Contracts of Fire, Surety or Casualty Insurance The validity of a contract of fire, surety or casualty insurance and the rights created thereby are determined by the local law of the state which the parties understood was to be the principal location of the insured risk during the term of the policy, unless with respect to the particular issue, some other state has a more significant relationship under the principles stated in § 6 to the transaction and the parties, in which event the local law of the other state will be applied.
*504 In Boardman, the court observed that the choice of wording in this section, i.e., its use of the phrase "principal location" (of the risk) and not "`exclusive location' or other like phraseology," "no doubt reflects the reality that choice of law questions do not arise unless at least two states have some arguable basis for application of their law." Id. Thus, even if a policy insures risks located in two or more states, the "central thrust of Restatement § 193 is that the law applicable in actions on insurance contracts ... should be the law of the state the parties understood was to be the principal location of the risk." Boardman, 470 So.2d at 1033.
For their part, Lennox and Heatcraft maintain that since the policies at issue cover risks located throughout the United States, there is no "principal location" of the risk and § 193 is thus inapplicable.
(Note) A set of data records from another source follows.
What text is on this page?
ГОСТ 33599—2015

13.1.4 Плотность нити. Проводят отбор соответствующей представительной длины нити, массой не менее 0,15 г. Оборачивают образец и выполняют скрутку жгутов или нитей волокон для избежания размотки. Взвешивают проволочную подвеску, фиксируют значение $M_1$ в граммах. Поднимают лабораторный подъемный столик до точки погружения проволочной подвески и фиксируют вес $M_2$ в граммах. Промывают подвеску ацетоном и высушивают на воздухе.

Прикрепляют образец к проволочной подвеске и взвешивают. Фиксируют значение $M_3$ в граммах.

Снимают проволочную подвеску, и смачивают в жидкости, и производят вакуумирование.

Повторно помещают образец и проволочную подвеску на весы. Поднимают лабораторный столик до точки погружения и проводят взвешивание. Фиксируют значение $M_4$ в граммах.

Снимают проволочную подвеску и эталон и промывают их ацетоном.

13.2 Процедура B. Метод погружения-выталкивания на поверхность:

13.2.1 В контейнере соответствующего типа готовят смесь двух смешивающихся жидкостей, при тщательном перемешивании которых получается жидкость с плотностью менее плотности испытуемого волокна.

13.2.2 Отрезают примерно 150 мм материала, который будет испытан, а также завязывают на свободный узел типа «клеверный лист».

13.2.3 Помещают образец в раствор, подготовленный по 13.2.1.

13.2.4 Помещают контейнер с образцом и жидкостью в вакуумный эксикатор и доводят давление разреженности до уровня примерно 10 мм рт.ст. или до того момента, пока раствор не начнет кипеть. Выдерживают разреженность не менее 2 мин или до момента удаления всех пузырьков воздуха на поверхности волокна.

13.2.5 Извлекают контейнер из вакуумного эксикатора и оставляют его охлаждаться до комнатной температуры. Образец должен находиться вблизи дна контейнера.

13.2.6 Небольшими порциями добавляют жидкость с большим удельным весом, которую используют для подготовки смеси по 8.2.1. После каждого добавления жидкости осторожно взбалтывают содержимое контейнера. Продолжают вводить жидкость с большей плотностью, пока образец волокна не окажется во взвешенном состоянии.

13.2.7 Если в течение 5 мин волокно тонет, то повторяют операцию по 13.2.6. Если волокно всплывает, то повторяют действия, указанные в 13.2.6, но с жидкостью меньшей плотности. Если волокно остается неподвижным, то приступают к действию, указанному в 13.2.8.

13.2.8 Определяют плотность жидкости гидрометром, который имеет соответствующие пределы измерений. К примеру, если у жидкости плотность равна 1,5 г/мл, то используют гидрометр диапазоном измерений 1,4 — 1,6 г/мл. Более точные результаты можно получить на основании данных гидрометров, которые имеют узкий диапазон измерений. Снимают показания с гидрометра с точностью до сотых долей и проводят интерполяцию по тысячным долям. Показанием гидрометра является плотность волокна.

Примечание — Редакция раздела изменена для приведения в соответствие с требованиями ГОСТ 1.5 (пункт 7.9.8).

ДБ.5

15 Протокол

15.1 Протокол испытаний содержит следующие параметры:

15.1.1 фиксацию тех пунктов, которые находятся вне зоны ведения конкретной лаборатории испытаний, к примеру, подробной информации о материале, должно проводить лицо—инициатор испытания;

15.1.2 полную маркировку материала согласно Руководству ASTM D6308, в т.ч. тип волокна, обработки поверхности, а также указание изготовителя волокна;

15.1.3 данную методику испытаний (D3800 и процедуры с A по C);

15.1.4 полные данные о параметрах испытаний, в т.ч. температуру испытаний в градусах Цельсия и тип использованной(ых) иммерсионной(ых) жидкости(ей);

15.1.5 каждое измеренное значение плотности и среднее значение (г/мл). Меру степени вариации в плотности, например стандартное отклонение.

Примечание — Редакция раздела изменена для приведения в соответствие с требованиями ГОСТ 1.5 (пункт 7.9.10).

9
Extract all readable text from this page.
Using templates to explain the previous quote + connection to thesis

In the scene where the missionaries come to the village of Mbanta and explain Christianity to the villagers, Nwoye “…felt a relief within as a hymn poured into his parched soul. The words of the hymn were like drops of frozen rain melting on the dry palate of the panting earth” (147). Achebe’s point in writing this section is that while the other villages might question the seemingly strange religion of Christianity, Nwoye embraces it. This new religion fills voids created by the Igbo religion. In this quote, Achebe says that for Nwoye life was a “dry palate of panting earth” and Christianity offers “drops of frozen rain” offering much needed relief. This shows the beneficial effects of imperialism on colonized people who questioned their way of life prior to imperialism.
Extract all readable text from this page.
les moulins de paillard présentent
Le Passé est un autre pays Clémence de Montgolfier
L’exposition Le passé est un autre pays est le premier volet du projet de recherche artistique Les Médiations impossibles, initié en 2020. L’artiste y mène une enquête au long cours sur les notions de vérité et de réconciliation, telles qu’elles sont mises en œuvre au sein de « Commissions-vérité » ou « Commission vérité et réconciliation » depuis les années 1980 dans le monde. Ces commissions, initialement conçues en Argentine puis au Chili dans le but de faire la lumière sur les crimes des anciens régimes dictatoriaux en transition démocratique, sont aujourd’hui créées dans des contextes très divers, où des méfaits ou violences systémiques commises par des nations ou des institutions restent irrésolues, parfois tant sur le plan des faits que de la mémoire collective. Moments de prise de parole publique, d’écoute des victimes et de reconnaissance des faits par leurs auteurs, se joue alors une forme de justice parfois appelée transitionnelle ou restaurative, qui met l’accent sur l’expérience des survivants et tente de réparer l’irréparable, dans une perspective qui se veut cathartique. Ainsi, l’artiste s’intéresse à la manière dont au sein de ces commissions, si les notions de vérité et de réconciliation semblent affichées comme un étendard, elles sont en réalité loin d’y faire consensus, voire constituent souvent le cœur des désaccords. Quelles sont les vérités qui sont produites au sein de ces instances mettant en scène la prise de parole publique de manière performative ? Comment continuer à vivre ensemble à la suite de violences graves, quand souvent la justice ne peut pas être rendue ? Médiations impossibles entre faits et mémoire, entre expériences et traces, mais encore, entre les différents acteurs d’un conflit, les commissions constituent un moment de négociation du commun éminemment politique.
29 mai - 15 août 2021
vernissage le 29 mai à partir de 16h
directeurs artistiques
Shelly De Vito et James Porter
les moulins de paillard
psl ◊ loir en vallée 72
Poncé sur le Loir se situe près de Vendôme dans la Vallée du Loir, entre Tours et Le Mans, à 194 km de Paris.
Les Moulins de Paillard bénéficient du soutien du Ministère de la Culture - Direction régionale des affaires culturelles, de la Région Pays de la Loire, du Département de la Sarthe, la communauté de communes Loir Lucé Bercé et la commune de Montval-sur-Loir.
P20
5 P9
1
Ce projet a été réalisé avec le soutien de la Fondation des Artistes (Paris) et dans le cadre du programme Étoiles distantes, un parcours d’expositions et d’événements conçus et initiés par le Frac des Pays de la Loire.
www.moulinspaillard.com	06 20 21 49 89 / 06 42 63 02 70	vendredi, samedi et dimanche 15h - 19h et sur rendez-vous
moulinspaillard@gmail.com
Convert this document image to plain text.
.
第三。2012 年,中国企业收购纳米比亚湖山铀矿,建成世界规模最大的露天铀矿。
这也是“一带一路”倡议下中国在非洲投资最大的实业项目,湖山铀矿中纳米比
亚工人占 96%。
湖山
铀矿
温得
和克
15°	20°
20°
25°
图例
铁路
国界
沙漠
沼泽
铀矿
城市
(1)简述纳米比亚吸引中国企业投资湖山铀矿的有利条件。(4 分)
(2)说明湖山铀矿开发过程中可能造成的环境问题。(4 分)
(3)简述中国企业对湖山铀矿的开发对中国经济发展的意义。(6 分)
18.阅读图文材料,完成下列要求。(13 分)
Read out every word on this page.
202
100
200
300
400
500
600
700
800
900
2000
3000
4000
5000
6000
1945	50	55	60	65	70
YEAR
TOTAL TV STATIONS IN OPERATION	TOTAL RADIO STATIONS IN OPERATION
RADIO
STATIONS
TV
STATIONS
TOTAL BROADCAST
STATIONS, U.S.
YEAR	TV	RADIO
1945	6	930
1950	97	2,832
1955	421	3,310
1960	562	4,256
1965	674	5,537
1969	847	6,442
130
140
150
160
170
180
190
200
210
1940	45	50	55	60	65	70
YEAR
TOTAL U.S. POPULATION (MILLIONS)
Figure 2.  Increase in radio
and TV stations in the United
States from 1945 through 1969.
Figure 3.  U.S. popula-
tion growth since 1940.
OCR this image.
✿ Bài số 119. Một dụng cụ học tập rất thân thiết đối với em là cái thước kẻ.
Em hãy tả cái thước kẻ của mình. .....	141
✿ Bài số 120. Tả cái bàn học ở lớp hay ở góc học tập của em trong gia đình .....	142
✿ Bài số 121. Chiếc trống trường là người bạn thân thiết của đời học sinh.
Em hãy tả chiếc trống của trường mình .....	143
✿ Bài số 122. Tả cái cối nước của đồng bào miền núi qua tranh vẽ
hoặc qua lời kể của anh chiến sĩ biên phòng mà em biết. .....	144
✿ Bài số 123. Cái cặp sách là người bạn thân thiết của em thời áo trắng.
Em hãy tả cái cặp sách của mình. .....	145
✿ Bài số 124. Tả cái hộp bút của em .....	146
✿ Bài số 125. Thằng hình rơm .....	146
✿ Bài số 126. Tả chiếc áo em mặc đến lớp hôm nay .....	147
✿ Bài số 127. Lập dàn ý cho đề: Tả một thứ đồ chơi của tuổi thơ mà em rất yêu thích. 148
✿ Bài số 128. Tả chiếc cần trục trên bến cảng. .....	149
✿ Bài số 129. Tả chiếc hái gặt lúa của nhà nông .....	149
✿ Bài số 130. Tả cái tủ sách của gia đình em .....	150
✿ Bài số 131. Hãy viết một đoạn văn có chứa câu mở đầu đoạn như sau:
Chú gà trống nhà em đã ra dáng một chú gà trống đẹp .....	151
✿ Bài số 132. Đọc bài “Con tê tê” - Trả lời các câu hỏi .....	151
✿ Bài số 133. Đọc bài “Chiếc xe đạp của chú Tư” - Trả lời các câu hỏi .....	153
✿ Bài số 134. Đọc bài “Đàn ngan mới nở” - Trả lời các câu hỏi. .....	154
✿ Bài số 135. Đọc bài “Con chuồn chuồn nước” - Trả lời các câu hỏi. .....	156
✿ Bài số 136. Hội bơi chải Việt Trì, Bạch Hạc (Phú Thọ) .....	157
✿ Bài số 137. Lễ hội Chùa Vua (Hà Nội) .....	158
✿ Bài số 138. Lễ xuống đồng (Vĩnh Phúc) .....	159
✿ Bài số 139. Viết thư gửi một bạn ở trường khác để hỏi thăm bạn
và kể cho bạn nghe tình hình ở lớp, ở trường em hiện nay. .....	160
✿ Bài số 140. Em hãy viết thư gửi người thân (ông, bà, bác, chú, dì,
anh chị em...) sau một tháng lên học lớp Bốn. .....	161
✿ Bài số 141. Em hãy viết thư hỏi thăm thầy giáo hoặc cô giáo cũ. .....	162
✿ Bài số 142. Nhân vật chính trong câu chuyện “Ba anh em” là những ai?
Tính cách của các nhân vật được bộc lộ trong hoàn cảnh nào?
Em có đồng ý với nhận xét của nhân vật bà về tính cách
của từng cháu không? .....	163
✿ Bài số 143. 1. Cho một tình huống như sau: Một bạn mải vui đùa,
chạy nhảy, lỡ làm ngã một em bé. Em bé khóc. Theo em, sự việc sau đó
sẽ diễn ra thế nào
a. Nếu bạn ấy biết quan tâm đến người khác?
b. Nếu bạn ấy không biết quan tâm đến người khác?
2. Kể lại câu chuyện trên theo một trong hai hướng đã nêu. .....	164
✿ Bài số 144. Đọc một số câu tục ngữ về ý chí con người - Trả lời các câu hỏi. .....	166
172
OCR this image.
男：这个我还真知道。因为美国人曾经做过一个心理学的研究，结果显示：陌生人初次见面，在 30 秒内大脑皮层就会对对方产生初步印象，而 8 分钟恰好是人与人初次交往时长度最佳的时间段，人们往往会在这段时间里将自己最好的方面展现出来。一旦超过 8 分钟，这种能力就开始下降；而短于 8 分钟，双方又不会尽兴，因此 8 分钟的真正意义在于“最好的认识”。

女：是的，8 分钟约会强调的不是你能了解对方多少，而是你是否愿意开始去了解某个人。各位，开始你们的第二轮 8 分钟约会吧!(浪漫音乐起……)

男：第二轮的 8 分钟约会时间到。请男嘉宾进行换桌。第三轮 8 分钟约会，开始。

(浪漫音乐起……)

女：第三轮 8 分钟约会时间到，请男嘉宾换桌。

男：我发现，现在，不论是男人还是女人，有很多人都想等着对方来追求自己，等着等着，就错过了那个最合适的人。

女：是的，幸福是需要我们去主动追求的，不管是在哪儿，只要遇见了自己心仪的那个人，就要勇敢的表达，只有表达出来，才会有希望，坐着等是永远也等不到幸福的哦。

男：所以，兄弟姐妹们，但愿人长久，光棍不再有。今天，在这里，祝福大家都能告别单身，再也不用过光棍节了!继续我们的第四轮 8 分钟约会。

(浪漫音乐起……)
In support of its position, they direct the court to that portion of comment b to § 193, which states,
The location of the insured risk will be given greater weight than any other single contact in determining the state of the applicable law provided that the risk can be located, at least principally, in a single state. Situations where this cannot be done, and where the location of the risk has less significance, include (1) where the insured object will be more or less constantly on the move from state to state during the term of the policy and (2) where the policy covers a group of risks that are scattered throughout two or more states. The importance of the risk's principal location will also vary somewhat from case to case. It enjoys greatest significance when an immovable is involved, such as when the risk insured against is damage by fire to a particular building. In the case of chattels, the significance of the state of the risk's principal location diminishes with the length of time that it can be anticipated the chattel will be in other states during the term of the insurance. Provided, however, that the risk will be in a particular state for the major portion of the insurance period, the risk's principal location is the most important contact to be considered in the choice of the applicable law, at least as to most issues. (Emphasis added).
Employers, on the other hand, focusing on comment f to § 193, takes the position that for purposes of ascertaining applicable substantive law in multiple risk policies, the policies should be treated as separate individual policies as to each risk insured thereunder. Comment f states:
Multiple risk policies. A special problem is presented by multiple risk policies which insure against risks located in several states. A single policy may, for example, insure dwelling houses located in states X, Y and Z. These states may require that any fire insurance policy on buildings situated within their territory shall be in a special statutory form. If so, the single policy will usually incorporate the special statutory forms of the several states involved. Presumably, the courts would be inclined to treat such a case, at least with respect to most issues, as if it involved three policies, each insuring an individual risk. So, if the house located in state X were damaged by fire, it is thought that the court would determine the rights and obligations of the parties under the policy, at least with respect to most issues, in accordance with the local law of X. In any event, that part of a policy which incorporates the special statutory form of a state would be construed in accordance with the rules of construction of that state.
According to Employers, under the reasoning of comment f, the proper focus in the choice of law analysis is on the particular risk at issue in this case; and, as the *505 parties understood that Mississippi was obviously the principal location of the risk for Heatcraft's Grenada facility, it follows that Mississippi substantive law should apply.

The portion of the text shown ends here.